🤖 AI Summary
Current uncertainty quantification methods for large language models typically yield a single confidence score, which fails to distinguish among distinct sources of uncertainty—such as knowledge gaps, output variability, and input ambiguity—thereby limiting system safety and the reliability of human-AI interaction. This work presents the first systematic disentanglement of multi-source uncertainty, introducing a novel dataset explicitly annotated with diverse uncertainty origins and employing controlled experiments to evaluate mainstream quantification approaches across varied scenarios. The study reveals that while most methods perform adequately under pure knowledge limitations, their performance degrades substantially—and can even become misleading—when confronted with other uncertainty sources. These findings underscore the inadequacy of existing techniques and highlight the necessity of developing tailored quantification strategies that account for the heterogeneous nature of uncertainty.
📝 Abstract
As Large Language Models (LLMs) are increasingly deployed in real-world applications, reliable uncertainty quantification (UQ) becomes critical for safe and effective use. Most existing UQ approaches for language models aim to produce a single confidence score -- for example, estimating the probability that a model's answer is correct. However, uncertainty in natural language tasks arises from multiple distinct sources, including model knowledge gaps, output variability, and input ambiguity, which have different implications for system behavior and user interaction. In this work, we study how the source of uncertainty impacts the behavior and effectiveness of existing UQ methods.
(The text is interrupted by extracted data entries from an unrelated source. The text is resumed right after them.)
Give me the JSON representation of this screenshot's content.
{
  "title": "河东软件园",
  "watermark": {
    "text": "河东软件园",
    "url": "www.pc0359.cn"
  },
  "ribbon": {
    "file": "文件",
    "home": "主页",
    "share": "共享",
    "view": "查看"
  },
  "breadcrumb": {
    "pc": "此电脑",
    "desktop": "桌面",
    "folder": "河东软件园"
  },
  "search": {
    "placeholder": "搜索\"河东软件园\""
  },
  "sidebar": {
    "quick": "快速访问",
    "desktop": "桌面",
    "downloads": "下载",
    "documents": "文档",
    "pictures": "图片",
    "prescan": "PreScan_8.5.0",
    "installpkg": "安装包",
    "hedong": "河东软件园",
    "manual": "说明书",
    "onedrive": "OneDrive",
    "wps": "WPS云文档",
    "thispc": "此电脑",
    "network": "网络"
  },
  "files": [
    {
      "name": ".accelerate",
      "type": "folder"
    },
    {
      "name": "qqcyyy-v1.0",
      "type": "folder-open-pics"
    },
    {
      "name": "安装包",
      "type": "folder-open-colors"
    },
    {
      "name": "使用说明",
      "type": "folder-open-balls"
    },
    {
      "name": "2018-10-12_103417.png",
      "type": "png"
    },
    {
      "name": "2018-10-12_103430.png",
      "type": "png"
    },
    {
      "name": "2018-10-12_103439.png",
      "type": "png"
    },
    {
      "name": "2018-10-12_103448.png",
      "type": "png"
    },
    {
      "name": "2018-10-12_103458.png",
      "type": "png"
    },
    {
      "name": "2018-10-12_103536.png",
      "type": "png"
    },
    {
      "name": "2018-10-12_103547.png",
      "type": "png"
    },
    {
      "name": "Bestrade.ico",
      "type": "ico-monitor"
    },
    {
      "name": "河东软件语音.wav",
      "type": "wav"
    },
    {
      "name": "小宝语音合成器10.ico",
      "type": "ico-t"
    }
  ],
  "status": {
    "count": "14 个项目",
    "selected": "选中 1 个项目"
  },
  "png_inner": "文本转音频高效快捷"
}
To enable controlled analysis, we introduce a new dataset that explicitly categorizes uncertainty sources, allowing systematic evaluation of UQ performance under each condition. Our experiments reveal that while many UQ methods perform well when uncertainty stems solely from model knowledge limitations, their performance degrades or becomes misleading when other sources are introduced. These findings highlight the need for uncertainty-aware methods that explicitly account for the source of uncertainty in large language models.